The above checks are also defined for F90, but those are not tested. The above F77 functions have been successfully tested with g77, gfortran, ifort, sunfort on Solaris, Linux and Mac Os X.
Compiling a python extension from fortran files
Unfortunatly, for now, scons is not as clever as numpy.distutils to build fortran extensions, so there is a bit more work to do.
==== Extensions based on .f files =====
To build extensions using directly fortran files: with numpy.distutils, you just put the fortran files a sources, and the wrappers are automatically created by f2py.
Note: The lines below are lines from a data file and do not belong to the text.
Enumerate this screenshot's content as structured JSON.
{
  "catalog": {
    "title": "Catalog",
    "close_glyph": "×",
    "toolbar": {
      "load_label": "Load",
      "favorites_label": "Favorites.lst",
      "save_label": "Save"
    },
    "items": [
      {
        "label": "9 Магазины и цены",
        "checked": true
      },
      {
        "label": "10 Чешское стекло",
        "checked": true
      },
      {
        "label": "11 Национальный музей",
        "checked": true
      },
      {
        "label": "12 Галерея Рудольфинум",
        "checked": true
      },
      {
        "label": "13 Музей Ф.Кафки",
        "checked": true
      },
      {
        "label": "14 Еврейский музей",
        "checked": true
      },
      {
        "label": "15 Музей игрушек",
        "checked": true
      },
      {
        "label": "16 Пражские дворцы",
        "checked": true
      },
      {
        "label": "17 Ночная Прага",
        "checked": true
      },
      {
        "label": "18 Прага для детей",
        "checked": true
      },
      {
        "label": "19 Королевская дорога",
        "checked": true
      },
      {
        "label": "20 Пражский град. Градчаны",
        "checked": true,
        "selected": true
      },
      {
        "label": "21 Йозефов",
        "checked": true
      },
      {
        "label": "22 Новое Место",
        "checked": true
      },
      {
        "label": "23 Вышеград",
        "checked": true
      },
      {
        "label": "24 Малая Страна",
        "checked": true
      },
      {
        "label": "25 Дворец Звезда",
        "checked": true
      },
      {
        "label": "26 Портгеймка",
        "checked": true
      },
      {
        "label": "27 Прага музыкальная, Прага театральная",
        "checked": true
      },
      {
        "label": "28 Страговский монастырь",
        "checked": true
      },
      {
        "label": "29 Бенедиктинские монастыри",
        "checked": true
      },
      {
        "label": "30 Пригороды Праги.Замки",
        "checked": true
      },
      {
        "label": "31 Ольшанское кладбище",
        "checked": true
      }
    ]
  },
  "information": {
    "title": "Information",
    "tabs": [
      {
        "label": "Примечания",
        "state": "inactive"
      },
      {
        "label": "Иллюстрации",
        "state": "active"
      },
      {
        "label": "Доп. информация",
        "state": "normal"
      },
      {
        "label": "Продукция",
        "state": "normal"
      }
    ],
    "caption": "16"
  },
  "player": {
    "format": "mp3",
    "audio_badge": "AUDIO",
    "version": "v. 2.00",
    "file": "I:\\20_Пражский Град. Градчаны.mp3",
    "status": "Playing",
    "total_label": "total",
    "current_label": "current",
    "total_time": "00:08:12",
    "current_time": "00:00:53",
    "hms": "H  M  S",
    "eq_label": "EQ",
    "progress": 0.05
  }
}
With scons, at least for now, you first have to explicitely build the wrappers using the scons F2py builder. For example, let's say you want to build a fortran extension using the foo.f file. In numpy.ditutils, you do:
src = ['foo.f']
config.add_extension('foo', sources = src)
With scons, you do (in the SConstruct)
src = ['foo.f']
wrapper_src = env.F2py('foomodule.c', source = src)
env.NumpyPythonExtension('foo', src + wrapper_src)
More
Of course, you can do much more elaborate things with scons than the above. In perticular:
- Fortran support: TODO
- Customizing build environments
- build dir discussion
You can get a pretty good idea of what is possible by looking at the setupscons.py and SConscript files used to build numpy itself in the source:branches/numpy.scons/ branch.